Where third parties process personal data on our behalf, we will ensure that appropriate safeguards are in place, as required by applicable law.

We do not sell personal data to third parties.

8. Security Measures

CME Dispuut [Full Name] takes appropriate technical and organisational measures to protect personal data against accidental or unlawful destruction, loss, alteration, unauthorised disclosure, or access.

Such measures may include, among other things:

• restricting access to personal data to those who require it for their role;
• using password-protected systems and, where available, multi-factor authentication;
• storing data in secure digital environments;
• periodically reviewing access rights and data storage practices.

9. Rights of Data Subjects

Under the GDPR, data subjects may have the right to:

• request access to their personal data;
• request rectification of inaccurate or incomplete data;
• request erasure of personal data, where applicable;
• request restriction of processing;
• object to certain forms of processing;
• withdraw consent at any time, where processing is based on consent; and
• request data portability, where applicable.

Requests concerning the exercise of these rights may be submitted to:

hello@cmedispuut.nl

We will respond within the period prescribed by applicable law.

10. Complaints

If you have any questions, concerns, or complaints regarding this Privacy Statement or the way in which CME Dispuut processes personal data, you may contact us using the contact details above.

You also have the right to lodge a complaint with the competent supervisory authority, including the Dutch Data Protection Authority (Autoriteit Persoonsgegevens), where applicable.

11. Amendments

CME Dispuut reserves the right to amend this Privacy Statement from time to time. Any updated version will be published on the relevant website or otherwise made available to data subjects.

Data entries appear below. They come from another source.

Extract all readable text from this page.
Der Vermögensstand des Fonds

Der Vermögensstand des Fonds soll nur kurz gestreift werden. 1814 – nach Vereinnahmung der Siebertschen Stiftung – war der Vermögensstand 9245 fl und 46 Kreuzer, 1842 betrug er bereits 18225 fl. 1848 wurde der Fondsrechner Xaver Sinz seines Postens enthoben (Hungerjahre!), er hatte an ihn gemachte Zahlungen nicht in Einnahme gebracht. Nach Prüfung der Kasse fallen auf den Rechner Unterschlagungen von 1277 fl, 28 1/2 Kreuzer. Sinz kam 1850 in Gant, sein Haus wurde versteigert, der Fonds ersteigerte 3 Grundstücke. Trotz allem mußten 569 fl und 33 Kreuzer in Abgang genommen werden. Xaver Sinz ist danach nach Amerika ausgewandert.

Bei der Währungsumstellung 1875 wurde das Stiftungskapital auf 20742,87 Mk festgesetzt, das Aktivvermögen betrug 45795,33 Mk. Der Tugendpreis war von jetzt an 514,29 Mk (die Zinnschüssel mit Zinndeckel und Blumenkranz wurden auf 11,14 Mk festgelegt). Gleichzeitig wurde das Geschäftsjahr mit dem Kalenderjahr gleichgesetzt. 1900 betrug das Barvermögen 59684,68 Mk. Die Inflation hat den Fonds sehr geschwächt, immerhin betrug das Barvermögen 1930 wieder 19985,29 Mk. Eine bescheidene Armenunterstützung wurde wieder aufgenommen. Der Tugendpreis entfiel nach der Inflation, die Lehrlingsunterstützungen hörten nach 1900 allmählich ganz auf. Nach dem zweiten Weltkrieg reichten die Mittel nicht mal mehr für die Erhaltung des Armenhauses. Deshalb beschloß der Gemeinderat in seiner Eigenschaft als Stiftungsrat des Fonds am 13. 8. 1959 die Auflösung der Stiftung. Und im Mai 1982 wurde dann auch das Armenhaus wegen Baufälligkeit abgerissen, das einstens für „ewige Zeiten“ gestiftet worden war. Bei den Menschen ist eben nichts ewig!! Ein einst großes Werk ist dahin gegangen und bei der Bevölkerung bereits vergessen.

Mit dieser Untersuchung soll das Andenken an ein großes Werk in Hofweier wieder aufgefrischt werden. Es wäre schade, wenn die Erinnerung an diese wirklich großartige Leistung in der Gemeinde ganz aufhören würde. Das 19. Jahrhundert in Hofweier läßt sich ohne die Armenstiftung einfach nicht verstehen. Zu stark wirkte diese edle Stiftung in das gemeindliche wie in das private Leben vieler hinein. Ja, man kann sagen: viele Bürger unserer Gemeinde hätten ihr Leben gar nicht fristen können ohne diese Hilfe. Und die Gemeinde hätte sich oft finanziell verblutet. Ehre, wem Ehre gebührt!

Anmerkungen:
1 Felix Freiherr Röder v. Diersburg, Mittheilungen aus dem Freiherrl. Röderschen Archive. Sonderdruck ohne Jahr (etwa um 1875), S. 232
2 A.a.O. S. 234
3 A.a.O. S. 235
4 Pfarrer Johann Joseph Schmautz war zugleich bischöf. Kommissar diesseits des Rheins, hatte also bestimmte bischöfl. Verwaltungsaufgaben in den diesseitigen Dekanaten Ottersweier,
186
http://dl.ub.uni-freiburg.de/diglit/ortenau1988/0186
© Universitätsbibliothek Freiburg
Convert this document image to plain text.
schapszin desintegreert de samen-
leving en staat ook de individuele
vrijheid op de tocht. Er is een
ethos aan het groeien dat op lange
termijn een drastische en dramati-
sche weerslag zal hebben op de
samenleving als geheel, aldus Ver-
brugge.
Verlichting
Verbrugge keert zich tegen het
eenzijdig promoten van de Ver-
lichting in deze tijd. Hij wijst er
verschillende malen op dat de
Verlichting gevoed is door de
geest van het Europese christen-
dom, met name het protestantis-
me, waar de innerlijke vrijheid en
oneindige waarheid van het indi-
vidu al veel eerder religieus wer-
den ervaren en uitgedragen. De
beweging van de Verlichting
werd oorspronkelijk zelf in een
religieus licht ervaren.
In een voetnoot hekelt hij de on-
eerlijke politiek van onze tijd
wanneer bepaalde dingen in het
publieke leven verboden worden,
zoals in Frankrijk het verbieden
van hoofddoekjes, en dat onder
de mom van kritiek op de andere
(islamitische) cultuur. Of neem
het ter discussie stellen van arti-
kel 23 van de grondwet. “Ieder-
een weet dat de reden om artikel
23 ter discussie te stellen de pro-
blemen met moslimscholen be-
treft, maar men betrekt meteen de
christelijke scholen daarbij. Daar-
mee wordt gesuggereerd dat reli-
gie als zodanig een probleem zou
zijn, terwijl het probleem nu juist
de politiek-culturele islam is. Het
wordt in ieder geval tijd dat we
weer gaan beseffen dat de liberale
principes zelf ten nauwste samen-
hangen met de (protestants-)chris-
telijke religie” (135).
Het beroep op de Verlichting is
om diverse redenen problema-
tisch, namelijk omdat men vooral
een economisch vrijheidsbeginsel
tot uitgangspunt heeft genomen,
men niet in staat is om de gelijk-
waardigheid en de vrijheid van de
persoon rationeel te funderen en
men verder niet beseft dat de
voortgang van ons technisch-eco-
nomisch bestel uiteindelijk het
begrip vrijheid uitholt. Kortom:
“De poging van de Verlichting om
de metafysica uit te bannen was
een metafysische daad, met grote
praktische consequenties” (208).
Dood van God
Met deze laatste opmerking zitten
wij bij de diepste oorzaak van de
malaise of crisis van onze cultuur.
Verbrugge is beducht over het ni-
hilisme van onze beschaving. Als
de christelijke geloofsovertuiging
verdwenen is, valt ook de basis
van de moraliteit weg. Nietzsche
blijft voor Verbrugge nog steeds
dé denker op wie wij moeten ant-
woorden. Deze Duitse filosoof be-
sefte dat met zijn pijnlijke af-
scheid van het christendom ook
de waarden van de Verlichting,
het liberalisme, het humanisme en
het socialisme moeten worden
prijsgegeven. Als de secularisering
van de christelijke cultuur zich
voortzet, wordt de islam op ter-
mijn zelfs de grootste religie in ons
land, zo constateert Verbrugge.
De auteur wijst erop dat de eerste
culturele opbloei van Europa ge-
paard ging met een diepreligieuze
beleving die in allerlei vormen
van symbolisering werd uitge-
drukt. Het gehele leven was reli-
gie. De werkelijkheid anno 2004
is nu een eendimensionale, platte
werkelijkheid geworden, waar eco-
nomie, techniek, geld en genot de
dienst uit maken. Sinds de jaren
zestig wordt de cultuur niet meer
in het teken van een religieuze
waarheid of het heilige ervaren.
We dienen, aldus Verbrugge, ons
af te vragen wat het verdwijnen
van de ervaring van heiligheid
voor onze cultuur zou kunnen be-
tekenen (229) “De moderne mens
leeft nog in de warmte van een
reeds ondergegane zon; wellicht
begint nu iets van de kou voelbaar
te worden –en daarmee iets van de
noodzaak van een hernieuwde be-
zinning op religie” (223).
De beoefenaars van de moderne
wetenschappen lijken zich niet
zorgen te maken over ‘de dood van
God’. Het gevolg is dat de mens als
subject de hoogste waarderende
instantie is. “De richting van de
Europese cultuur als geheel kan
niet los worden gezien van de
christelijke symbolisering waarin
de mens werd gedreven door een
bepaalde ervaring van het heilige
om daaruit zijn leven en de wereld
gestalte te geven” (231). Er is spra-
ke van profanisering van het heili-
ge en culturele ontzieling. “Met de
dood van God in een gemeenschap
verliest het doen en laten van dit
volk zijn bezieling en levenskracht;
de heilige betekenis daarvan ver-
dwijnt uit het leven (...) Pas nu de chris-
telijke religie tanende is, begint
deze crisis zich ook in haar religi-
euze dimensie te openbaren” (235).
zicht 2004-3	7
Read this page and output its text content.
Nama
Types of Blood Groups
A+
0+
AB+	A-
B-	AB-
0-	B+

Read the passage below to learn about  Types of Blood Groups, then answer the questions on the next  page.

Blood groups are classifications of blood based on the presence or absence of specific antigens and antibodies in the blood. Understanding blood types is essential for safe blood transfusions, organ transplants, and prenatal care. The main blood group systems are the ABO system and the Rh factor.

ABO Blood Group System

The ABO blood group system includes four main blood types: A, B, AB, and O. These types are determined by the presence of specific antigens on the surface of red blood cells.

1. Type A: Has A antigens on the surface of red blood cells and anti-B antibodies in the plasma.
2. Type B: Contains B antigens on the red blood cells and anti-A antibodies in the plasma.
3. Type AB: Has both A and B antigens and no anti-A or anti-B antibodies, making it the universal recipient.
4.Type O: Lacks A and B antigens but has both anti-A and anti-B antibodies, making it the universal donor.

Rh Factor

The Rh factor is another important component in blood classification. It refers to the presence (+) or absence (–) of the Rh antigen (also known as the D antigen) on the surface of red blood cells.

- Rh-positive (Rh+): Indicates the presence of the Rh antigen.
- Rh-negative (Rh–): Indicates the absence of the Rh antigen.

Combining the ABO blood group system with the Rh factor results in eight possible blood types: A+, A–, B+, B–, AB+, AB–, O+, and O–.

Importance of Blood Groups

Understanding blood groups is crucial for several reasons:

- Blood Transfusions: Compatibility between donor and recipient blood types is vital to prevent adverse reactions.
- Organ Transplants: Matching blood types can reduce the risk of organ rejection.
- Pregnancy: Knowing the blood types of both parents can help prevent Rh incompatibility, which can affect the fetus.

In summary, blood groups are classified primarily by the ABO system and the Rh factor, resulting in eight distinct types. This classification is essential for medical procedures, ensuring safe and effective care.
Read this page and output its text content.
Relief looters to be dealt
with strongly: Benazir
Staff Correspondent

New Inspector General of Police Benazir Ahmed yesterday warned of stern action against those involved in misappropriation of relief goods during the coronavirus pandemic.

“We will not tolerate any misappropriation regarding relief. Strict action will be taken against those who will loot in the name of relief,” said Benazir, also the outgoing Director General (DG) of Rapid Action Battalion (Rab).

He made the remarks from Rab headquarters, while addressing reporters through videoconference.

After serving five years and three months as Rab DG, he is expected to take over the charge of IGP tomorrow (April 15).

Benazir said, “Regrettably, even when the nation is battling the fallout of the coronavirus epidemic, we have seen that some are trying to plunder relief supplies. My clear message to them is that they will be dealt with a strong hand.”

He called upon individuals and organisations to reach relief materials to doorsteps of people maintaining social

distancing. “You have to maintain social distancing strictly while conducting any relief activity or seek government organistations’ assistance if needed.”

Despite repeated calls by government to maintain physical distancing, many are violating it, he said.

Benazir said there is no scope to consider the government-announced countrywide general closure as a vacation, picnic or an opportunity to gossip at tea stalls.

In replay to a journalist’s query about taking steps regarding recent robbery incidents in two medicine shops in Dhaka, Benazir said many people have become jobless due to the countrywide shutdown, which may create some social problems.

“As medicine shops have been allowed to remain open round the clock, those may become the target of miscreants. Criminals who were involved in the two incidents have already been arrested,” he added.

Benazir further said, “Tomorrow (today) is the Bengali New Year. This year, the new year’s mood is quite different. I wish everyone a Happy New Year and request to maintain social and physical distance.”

Extra Statement regarding the Website

Comments

When visitors leave comments on the site we collect the data shown in the comments form, and also the visitor’s IP address and browser user agent string to help spam detection.

Media

If you upload images to the website, you should avoid uploading images with embedded location data (EXIF GPS) included. Visitors to the website can download and extract any location data from images on the website.